雄略天皇の子清寧天皇は、 かねがね皇子がいないことを気に病んでいたが、 億計・弘計兄弟の発見を聞き非常に驚き、 「天は大きな恵を垂れて、二人の皇子を賜った」とお喜びになり、 勅使を立てて明石郡に二人の皇子を迎えさせた。 西暦482年(清寧天皇3年4月17日)兄の億計王は清寧天皇の皇太子として立太子される。
西暦484年(清寧天皇5年1月16日)、清寧天皇が41歳で崩御。
兄の億計は「勇気を奮って身分を明かし名乗り出たのは弟の弘計だから弟が即位すべき」と弟の弘計に皇位を譲ろうとした。
弟の弘計は「皇太子であり兄である億計が即位すべき」と互いに皇位を譲り合っていたが、
西暦485年(顕宗天皇元年1月1日)、
弟の弘計が顕宗天皇として即位した。
これで皇位の断絶は免れた。皇太子は先帝・清寧天皇の時そのままに、兄の億計王が務められたが、弟である天皇の兄が皇太子という事態は、これ以前も以降もその例がない。「皇太兄」という言葉はないが実質いわば「皇太兄」である。
難波小野女王が弘計王の皇后に立てられた。この難波小野女王は允恭天皇の曾孫、磐城王(雄略天皇の皇子・母は吉備稚姫)の孫、丘稚子王(おかのわくごのおう)の女王である。

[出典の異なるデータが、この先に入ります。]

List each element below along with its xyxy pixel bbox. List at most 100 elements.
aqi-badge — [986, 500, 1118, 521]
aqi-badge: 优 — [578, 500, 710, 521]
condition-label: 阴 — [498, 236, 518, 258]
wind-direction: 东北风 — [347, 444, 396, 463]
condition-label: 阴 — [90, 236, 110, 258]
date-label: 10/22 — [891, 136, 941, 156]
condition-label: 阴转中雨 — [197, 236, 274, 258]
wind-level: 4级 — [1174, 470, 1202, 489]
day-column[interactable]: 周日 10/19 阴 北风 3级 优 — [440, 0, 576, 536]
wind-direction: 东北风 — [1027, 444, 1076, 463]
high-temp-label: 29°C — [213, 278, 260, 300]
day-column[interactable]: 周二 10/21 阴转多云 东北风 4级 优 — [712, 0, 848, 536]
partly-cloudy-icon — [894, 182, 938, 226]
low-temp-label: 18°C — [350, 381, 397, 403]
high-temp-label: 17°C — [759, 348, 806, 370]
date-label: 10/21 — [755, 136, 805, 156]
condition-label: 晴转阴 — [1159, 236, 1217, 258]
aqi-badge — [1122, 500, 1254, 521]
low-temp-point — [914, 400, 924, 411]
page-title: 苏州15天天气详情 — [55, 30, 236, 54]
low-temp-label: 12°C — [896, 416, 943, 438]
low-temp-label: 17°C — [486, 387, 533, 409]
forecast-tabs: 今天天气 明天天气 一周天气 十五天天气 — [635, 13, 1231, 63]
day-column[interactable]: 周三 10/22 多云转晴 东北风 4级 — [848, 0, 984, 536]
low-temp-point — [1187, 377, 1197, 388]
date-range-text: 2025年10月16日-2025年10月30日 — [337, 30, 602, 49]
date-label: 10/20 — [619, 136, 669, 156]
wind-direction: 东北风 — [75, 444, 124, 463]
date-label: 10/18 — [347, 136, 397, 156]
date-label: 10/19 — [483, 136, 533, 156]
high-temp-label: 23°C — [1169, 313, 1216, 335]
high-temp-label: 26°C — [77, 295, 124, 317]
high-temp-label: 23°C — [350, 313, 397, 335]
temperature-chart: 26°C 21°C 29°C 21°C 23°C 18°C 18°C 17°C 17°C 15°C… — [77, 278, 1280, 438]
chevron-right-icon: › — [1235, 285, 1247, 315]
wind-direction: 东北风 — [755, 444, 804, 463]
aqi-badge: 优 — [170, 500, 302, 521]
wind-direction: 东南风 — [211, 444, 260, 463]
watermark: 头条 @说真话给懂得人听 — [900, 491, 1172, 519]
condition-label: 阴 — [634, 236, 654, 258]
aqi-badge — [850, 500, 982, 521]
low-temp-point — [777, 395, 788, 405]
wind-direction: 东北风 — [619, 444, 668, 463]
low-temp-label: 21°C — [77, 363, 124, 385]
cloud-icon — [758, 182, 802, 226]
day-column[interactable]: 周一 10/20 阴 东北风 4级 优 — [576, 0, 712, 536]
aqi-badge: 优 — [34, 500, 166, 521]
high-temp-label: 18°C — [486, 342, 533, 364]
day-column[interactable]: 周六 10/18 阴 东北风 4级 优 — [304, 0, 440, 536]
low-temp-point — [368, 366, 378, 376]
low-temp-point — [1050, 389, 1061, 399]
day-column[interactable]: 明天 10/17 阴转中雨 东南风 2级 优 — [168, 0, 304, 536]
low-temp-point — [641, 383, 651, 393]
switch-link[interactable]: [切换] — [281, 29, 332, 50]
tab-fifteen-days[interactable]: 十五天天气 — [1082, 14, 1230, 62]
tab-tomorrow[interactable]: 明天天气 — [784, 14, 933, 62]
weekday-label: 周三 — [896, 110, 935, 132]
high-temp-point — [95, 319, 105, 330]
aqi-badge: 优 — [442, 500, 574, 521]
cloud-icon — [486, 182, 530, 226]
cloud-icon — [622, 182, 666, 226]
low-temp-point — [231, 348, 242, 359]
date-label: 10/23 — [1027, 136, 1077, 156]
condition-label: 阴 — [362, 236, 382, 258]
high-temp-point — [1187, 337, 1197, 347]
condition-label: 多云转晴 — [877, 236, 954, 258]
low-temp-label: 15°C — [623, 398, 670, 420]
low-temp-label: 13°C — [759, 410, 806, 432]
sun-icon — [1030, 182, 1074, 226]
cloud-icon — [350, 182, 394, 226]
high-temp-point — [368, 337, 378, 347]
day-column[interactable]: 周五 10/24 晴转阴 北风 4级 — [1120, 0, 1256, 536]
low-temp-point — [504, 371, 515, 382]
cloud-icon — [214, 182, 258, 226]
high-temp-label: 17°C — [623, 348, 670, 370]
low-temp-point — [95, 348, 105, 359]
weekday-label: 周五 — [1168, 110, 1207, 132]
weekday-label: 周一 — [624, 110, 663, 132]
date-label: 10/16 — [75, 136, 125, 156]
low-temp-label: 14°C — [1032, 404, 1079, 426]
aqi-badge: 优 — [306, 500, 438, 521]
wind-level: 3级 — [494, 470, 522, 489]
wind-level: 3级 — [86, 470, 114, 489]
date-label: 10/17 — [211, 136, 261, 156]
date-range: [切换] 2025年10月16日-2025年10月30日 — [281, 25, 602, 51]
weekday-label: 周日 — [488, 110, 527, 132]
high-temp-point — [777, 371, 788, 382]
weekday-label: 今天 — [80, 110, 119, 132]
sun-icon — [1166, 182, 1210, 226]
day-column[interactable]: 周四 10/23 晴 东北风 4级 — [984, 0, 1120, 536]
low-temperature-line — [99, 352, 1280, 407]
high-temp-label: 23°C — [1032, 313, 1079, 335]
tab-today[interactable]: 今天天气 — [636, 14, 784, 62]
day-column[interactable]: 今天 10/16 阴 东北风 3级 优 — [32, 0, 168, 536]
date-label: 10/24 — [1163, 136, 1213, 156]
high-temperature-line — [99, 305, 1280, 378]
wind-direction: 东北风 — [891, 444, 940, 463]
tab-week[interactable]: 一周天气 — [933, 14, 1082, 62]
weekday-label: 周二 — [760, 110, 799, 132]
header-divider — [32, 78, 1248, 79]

この年顕宗元年4月11日、詔「来目部小楯の功を賞し給ふの詔」を発せられた。
皇紀1147年=顕宗3年(487年)4月25日、天皇はわずか3年(2年5ヶ月)の在位、38歳で崩御される。皇子女はおられなかった。
陵(みささぎ)は、
宮内庁により大阪府羽曳野市西浦6丁目にある河内坂門原陵に治定されている。
宮内庁上の形式は前方後円。
遺跡名は「白髪山古墳」で、墳丘長112メートルの前方後円墳である。
また皇居では、 皇霊殿(宮中三殿の1つ)において他の歴代天皇・皇族とともに天皇の霊が祀られている。